The reward is a **5-stage process-reward ladder** in `[0, 1]`:

```
ack           +0.10   (granted on first successful ack)
scope         +0.20 × Jaccard(agent_services, gold_services)
hypothesize   +0.20 × keyword_fraction(agent_text, gold_hypothesis_keywords)
mitigate      +0.20 × keyword_fraction(agent_text, gold_mitigation_keywords)
write_status  +0.30 × keyword_fraction(agent_text, gold_writeup_keywords)
```

Each sub-goal is awarded once. The grader is fully **deterministic** — no LLM
judge, no randomness. Partial credit gives a smooth gradient.

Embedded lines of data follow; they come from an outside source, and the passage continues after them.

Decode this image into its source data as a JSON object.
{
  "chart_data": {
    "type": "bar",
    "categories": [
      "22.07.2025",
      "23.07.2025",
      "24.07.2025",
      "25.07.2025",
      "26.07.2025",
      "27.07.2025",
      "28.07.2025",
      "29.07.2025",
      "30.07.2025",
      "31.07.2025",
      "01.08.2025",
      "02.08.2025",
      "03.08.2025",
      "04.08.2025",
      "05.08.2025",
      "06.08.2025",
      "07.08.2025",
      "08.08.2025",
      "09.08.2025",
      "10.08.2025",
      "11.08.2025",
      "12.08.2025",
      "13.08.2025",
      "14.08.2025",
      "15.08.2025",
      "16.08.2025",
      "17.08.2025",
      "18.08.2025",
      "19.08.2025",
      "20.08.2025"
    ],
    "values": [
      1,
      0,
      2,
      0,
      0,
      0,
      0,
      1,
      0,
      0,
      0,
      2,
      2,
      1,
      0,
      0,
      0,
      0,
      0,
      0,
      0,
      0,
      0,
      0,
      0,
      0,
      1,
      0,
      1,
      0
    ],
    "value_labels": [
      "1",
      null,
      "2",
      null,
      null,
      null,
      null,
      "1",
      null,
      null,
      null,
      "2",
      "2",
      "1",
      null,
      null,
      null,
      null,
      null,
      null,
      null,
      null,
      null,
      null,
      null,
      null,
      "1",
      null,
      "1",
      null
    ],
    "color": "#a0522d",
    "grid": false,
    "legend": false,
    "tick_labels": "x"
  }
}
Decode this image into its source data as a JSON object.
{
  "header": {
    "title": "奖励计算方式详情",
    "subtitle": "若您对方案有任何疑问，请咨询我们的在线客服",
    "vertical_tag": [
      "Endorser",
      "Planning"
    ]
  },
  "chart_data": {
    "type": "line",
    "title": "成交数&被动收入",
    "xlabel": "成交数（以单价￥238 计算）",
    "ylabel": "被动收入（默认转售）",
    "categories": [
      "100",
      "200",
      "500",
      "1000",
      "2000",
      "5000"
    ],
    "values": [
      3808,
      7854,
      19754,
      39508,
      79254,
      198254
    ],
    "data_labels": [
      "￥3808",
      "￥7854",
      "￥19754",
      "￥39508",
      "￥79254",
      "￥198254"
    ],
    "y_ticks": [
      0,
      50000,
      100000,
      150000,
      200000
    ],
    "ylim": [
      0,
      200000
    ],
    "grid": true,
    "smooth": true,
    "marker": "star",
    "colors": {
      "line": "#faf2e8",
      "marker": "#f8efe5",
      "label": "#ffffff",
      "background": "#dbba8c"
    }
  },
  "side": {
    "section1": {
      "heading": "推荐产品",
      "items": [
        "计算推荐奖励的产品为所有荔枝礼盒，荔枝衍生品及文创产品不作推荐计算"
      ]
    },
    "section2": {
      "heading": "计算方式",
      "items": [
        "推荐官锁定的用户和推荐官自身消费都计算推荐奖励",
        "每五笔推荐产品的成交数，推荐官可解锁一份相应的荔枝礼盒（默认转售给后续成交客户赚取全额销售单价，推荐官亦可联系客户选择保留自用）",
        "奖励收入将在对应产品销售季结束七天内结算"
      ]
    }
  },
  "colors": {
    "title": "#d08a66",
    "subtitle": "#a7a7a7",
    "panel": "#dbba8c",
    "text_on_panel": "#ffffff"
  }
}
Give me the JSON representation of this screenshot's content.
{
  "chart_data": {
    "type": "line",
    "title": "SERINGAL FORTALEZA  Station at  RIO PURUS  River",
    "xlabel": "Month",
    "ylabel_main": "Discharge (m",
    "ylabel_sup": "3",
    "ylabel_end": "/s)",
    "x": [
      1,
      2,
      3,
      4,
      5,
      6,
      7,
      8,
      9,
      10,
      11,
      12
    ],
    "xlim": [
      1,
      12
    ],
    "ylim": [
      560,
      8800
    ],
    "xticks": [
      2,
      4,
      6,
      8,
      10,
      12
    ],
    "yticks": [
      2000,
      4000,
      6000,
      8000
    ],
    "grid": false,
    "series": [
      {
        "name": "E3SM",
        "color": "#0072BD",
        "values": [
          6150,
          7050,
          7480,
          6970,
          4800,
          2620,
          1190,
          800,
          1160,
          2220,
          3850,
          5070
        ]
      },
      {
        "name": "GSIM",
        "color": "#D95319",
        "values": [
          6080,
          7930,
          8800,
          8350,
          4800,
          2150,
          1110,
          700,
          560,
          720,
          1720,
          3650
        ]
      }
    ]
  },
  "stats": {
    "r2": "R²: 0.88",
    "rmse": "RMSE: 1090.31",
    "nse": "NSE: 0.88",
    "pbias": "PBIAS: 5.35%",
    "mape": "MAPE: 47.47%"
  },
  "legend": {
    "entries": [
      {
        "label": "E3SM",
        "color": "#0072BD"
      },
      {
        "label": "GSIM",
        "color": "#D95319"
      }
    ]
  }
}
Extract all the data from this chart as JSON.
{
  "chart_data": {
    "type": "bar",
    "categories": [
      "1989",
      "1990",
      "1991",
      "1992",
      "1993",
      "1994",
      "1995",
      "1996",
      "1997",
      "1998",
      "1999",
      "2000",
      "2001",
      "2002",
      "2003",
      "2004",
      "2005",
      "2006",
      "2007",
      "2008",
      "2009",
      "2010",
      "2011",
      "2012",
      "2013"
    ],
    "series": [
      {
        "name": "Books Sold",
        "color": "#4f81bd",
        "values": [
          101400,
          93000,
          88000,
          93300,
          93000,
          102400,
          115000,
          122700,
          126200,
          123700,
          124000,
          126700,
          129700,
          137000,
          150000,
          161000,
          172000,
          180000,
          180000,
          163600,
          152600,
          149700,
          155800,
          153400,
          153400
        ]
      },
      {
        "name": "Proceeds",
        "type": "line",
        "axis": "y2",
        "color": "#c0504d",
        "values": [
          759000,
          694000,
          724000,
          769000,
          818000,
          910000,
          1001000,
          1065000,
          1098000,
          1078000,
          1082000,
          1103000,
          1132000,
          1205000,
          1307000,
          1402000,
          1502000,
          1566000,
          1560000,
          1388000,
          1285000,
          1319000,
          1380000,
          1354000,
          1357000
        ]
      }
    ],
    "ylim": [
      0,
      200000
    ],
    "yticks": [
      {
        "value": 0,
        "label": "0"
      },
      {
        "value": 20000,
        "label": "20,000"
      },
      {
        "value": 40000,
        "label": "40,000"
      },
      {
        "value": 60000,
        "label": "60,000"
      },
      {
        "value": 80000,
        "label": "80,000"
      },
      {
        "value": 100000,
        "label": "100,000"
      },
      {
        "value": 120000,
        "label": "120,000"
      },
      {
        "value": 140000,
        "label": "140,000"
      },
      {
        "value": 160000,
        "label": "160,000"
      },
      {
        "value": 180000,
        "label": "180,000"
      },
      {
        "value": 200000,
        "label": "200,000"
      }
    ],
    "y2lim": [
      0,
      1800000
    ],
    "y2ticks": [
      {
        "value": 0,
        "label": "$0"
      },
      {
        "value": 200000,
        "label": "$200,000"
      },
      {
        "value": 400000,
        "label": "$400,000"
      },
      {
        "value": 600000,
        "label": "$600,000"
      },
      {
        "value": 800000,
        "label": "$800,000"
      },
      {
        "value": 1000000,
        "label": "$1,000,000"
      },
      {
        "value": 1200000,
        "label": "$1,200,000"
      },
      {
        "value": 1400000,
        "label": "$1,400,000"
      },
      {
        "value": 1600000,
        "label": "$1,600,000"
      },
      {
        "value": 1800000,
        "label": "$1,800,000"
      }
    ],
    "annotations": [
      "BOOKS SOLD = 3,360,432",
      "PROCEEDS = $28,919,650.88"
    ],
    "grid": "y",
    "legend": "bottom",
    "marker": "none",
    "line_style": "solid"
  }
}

The episode
terminates when `write_status` fires or after `MAX_STEPS = 12`.

## Setup

```bash
pip install openenv-core
openenv build .                    # build Docker image
python inference.py                # run baseline (3 scenarios)
```

### Required environment variables

| var            | default                                        | notes |
|----------------|------------------------------------------------|-------|
| `HF_TOKEN`     | (required)                                     | HuggingFace token, also used as the OpenAI client API key |
| `API_BASE_URL` | `https://router.huggingface.co/v1`             | any OpenAI-compatible endpoint |
| `MODEL_NAME`   | `Qwen/Qwen2.5-72B-Instruct`                    | any chat model |
| `IMAGE_NAME`   | `postmortem_env-env:latest`                    | docker tag of the env image |

## Baseline reproduction

```bash
export HF_TOKEN=hf_...
export IMAGE_NAME=postmortem_env-env:latest
python inference.py
```

Emits strict `[START] / [STEP] / [END]` lines, one `[END]` per task.

## Resource budget

Well within the hackathon limits of **2 vCPU / 8 GB RAM**, and completes the
3-task sweep in **well under 20 minutes** (dominated by LLM latency, ≤ 36 LLM
calls total).

## License

BSD-3-Clause (matches OpenEnv core).